This autumn, Autograph gallery in London presents a new photography exhibition exploring a radical vision of culture, intimacy, desire and pain.
Featuring never-before-seen works from artist Rotimi Fani-Kayode’s wider practice, Rotimi Fani-Kayode: The Studio – Staging Desire will be on show at Autograph’s gallery in East London from 31 October 2024 – 22 March 2025.
In a space where the barriers between difference and fantasy are dissolved, Fani-Kayode’s photographs are a spirited exploration of culture, intimacy, desire and pain. From 1983 until his death in 1989, the artist lived and worked in Brixton, where his studio transcended into a sanctuary visualising Black queer self-expression.
A prominent figure in the Black British art scene, Fani-Kayode’s staged and crafted portraits playfully beckoning the viewer to embrace new possibilities of the self. The Studio – Staging Desire is the culmination of meticulous research into the artist’s archives, presenting never-before-seen works.
The studio enabled Fani-Kayode to live, be free, find love and express himself amongst London’s fluid, racial multiverse. With an emphasis on gesture, pose and a sense of longing the photographs he produced reveal a cosmos of signs and symbols to understand the dynamics of desire.
His transgressive and radical vision broke through boundaries of art history and Yoruba spirituality. These photographs reveal what it meant for Fani-Kayode to negotiate the status of ‘outsider’, turning this into the generative force that has defined the artist’s practice.
Professor Mark Sealy, Director of Autograph, said: “Rotimi Fani-Kayode was one of the most important artists using photography in Britain during the 1980s, uniquely working at the intersections of race, sexuality and West African cultures.
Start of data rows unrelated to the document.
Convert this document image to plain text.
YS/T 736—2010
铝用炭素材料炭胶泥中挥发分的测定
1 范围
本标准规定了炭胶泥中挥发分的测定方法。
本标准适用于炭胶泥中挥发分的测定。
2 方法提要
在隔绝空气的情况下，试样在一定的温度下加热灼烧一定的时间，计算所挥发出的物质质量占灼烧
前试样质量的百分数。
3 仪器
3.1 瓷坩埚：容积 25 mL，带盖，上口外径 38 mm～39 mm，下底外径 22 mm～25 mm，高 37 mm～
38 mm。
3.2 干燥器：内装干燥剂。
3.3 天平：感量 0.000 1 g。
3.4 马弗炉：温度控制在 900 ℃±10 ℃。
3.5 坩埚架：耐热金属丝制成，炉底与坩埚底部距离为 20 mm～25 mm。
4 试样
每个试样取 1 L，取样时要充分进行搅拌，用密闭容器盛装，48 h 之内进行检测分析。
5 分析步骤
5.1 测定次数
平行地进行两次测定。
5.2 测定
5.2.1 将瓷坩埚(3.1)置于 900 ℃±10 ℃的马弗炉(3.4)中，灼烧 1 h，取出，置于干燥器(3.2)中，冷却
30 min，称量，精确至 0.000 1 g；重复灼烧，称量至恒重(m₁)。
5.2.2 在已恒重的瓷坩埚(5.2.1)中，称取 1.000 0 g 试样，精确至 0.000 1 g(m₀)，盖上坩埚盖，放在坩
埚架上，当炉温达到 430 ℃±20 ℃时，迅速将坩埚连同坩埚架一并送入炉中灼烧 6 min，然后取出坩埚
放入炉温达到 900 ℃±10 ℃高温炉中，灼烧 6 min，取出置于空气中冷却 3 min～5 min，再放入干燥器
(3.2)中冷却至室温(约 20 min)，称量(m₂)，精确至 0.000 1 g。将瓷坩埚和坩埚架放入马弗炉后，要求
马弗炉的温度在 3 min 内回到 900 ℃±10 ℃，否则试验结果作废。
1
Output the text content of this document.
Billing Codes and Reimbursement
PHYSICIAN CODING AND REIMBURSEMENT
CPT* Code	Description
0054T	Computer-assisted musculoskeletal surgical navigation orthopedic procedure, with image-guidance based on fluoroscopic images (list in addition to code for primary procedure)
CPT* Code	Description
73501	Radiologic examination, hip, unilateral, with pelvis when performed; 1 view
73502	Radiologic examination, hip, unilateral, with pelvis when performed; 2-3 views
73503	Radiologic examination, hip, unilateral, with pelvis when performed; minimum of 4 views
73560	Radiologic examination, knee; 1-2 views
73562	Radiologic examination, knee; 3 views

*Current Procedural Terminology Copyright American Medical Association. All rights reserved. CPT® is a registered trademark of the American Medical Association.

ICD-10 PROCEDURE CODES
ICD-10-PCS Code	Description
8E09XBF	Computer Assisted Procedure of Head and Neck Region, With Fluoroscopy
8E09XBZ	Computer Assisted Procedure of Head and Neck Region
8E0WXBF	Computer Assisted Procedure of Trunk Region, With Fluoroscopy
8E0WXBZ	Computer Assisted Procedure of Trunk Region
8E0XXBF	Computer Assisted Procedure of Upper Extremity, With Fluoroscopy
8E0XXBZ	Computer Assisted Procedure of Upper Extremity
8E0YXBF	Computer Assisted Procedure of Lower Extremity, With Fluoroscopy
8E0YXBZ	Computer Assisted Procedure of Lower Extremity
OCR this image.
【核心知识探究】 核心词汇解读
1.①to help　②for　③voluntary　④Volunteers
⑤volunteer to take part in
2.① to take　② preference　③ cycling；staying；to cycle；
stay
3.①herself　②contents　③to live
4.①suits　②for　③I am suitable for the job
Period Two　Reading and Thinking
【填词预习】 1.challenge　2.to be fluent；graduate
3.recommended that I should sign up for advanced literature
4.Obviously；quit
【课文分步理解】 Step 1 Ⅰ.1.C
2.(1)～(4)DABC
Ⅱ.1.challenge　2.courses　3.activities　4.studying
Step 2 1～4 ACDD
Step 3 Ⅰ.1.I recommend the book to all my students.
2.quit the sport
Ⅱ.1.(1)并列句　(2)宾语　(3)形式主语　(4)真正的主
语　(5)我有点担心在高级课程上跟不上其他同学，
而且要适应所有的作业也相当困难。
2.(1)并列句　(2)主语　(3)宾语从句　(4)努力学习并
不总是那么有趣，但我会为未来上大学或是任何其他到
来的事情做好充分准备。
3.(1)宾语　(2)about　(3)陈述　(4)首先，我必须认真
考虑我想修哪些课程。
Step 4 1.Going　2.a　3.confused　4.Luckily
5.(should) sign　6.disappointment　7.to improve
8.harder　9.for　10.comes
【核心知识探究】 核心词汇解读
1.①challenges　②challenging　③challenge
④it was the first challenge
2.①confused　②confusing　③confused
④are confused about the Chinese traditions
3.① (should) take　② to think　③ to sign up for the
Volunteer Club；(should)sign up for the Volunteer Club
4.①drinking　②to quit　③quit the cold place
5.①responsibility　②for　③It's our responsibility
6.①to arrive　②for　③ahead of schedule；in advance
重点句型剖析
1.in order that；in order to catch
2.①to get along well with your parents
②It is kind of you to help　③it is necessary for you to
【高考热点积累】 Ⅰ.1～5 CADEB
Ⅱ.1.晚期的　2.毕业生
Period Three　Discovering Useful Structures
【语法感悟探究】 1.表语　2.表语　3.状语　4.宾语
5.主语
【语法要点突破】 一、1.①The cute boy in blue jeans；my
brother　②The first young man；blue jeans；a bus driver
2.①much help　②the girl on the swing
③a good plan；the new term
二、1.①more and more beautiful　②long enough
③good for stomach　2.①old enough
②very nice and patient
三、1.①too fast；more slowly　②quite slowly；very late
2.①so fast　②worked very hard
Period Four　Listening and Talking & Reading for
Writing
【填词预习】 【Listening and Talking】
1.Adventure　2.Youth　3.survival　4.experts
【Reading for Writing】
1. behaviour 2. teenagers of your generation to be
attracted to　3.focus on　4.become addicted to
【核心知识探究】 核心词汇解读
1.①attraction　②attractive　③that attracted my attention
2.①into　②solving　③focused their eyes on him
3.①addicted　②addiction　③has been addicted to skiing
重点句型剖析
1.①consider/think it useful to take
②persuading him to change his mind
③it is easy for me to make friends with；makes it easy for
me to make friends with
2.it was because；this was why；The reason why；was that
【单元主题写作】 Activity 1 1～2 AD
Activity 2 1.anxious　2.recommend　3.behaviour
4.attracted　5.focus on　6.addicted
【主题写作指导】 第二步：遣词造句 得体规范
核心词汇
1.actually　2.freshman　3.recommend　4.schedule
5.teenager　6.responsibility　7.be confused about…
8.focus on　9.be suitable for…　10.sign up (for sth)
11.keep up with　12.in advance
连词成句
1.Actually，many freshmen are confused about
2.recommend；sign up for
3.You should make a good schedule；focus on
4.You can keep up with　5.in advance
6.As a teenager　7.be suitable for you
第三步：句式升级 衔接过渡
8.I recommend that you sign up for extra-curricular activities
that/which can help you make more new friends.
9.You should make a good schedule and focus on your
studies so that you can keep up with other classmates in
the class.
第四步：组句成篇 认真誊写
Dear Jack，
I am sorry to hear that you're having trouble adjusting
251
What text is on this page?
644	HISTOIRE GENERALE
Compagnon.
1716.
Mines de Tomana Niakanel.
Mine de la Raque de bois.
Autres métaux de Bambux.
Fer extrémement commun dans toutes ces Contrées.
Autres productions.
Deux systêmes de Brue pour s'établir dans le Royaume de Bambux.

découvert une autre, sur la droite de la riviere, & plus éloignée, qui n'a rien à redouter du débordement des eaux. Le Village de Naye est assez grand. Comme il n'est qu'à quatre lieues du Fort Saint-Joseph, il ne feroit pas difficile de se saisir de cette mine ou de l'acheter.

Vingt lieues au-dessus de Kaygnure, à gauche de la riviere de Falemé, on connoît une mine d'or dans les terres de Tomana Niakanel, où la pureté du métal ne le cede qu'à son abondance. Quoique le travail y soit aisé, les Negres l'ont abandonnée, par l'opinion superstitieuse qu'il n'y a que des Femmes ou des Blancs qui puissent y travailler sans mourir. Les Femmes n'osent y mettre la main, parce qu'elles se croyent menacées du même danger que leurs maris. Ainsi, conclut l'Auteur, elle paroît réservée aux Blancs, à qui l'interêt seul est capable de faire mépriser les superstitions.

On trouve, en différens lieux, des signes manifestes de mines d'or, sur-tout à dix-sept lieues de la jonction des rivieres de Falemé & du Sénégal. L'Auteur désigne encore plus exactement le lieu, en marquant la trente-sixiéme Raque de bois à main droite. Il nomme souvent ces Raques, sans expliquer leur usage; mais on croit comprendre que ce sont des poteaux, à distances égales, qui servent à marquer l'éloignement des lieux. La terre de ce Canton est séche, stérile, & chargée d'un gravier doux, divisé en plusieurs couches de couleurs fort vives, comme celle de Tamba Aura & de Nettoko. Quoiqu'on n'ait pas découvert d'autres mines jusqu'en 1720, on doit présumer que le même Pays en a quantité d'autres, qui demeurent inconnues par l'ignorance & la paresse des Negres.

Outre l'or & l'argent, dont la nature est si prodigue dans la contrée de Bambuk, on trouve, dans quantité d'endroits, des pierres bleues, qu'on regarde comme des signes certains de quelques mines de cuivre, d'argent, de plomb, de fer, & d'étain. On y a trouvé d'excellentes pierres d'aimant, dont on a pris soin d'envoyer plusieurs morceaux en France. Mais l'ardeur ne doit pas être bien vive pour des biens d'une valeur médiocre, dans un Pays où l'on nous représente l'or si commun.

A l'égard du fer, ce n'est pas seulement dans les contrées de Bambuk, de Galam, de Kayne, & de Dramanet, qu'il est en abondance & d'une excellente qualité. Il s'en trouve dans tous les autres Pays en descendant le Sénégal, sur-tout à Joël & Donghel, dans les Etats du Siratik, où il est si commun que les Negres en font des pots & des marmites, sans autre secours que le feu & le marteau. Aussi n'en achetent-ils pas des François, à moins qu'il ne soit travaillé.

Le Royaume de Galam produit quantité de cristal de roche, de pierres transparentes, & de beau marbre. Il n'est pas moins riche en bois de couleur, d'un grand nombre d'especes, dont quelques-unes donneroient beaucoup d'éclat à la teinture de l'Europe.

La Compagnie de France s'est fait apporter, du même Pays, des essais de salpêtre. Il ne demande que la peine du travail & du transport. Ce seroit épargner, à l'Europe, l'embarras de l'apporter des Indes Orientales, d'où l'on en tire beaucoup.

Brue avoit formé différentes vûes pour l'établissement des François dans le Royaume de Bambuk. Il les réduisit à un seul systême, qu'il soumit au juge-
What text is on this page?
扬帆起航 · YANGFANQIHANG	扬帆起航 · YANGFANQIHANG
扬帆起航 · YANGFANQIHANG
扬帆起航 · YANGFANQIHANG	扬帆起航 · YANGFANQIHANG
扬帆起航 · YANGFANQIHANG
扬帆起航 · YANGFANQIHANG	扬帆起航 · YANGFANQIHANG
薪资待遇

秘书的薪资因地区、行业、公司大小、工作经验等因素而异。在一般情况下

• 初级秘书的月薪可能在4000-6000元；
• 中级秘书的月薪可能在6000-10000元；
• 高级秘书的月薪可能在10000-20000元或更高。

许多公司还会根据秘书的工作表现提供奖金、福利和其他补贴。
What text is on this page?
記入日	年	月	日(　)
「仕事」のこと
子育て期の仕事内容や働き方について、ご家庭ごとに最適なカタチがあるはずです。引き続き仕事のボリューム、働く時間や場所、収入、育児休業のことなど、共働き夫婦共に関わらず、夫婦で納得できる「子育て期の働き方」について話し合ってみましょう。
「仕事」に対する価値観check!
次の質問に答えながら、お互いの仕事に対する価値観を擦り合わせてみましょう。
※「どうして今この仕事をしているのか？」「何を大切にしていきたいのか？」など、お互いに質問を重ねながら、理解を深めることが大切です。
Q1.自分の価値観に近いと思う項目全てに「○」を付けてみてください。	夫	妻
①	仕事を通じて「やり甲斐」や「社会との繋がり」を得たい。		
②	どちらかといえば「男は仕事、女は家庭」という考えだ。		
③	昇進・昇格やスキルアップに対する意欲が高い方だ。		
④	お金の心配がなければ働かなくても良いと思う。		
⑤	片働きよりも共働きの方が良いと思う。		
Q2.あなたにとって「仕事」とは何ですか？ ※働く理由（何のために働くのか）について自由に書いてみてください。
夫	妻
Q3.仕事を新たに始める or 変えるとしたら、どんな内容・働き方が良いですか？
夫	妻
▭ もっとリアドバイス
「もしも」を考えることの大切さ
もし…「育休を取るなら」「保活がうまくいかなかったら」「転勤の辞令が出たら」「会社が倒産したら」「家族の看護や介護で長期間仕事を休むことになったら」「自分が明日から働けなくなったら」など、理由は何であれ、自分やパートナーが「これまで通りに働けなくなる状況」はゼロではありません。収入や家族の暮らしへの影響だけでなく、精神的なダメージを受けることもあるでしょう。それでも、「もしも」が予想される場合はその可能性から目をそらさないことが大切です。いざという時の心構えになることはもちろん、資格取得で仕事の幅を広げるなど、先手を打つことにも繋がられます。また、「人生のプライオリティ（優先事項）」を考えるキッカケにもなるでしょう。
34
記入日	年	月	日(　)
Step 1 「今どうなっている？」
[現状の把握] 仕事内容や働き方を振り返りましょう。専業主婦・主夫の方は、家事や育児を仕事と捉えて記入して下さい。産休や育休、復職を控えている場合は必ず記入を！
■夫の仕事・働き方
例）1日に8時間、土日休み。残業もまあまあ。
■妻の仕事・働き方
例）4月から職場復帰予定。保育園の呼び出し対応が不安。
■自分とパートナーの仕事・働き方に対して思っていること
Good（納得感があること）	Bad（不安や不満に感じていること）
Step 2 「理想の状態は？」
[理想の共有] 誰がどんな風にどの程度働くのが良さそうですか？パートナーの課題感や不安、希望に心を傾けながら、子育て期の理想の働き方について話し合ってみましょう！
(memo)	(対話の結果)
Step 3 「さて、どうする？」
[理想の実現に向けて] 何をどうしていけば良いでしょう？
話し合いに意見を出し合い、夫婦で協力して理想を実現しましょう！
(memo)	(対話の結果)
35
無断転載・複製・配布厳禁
He was an activist and visionary, exemplified through his involvement with the Brixton Art Gallery and as a founding signatory at Autograph.
“Fani-Kayode’s work has had a profound influence on photography, representation and radical thought. The new exhibitions at Autograph in London and The Wexner Centre in Columbus, Ohio pay tribute to his groundbreaking practise and politics.”